With the improvement of information technology, the problem of abnormality detection in time series has become a recent research hotspot. Time series anomalies generally refer to a series of data that is significantly different from other data, and such anomalies do not refer to random deviations, but rather differences due to different mechanisms. The abnormal mode of the gas time sequence data is detected, so that a theoretical basis can be provided for the coal mine thermodynamic disasters. If the time sequence data has an abnormal mode, the change trend of the data is greatly changed, and the time sequence data can be used as a judging basis for disaster occurrence.
The prior art method (CN 201910809956.9) utilizes GAN to carry out anomaly detection on a time sequence, mainly builds an anomaly detection model by using an optimized GAN generator and a discriminator, and uses the generated residual error and discrimination loss output by the model as the judgment basis for judging anomaly data. However, most of the time sequence changes are not obvious, and the direct time sequence is used as input data of the GAN, so that the characteristics are not obvious enough; meanwhile, more effective judgment criteria are obtained by using the generated residual error and the discrimination loss output by the model, and how to improve the accuracy and universality of abnormal judgment is still to be researched.
Disclosure of Invention
The invention aims to realize a time sequence abnormal mode detection method based on entropy characteristics and a neural network.

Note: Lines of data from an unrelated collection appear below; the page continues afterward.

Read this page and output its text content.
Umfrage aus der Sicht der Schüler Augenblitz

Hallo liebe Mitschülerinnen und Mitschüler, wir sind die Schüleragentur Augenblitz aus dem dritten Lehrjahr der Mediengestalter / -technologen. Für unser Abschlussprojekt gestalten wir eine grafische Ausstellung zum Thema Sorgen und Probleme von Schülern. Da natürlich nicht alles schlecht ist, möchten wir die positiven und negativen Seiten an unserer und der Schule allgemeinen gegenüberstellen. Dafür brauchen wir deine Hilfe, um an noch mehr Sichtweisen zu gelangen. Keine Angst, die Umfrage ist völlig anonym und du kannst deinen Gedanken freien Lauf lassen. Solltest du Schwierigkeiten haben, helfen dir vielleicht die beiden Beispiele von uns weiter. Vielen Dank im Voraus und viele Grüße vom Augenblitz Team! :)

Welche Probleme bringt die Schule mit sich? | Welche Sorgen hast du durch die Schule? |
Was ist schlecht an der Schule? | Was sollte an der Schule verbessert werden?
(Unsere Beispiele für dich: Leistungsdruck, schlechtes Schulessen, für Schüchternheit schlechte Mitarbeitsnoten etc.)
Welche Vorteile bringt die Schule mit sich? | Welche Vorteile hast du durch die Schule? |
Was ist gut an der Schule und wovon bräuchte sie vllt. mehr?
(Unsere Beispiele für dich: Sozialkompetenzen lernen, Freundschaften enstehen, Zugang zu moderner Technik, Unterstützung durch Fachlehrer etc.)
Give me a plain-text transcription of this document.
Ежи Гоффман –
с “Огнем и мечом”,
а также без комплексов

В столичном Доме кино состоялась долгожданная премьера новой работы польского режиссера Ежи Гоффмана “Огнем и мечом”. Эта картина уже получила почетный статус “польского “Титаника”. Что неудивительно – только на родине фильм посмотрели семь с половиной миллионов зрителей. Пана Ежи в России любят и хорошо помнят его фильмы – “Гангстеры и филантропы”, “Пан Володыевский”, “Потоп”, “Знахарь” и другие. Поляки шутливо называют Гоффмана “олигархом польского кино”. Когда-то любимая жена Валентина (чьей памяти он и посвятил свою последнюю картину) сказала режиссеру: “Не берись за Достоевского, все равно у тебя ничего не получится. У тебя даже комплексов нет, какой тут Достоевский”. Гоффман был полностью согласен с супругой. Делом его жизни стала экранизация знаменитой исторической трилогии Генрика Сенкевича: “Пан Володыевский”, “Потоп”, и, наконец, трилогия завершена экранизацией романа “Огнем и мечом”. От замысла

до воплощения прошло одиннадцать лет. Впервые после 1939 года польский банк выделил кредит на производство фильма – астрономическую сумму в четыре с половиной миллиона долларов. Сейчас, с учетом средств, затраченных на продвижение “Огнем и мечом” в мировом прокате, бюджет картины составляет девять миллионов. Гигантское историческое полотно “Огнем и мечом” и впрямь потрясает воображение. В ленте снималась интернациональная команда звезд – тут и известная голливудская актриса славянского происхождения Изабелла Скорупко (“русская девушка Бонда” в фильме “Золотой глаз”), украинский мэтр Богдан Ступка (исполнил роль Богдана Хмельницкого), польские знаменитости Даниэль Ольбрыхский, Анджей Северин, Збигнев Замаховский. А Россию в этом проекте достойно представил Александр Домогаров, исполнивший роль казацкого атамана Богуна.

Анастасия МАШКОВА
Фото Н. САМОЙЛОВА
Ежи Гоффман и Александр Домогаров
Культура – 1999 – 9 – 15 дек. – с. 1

The method of the invention is divided into 4 stages: extracting a second-order differential rate sample entropy feature sequence from the time sequence in the training data set; training to generate an countermeasure network model to obtain a generator and a corresponding discriminator; calculating the abnormal score of the feature sequence and constructing a threshold value; and carrying out abnormality judgment on the input data to be detected according to the threshold value. Specifically, the method of the present invention comprises the steps of:
A. extracting a second-order differential rate sample entropy feature sequence from a time sequence in a training data set, wherein the method is concretely realized as follows:
A1. dividing the training data set into two sets, namely a training data set 1 and a training data set 2;
the training data set 1 is all normal data, and the training data set 2 comprises normal data and abnormal data;
A2. for training data set 1 time series
Figure BDA0002730598460000021
Segmentation is performed by sliding the window size W and the step size d through the method 1 to obtain a sequence segment set W with the length L, wherein the ith time sequence segment is marked as s i
s i =[x 1+(i-1)d ,x 2+(i-1)d ,…,x 1+(i-1)d+w ](1)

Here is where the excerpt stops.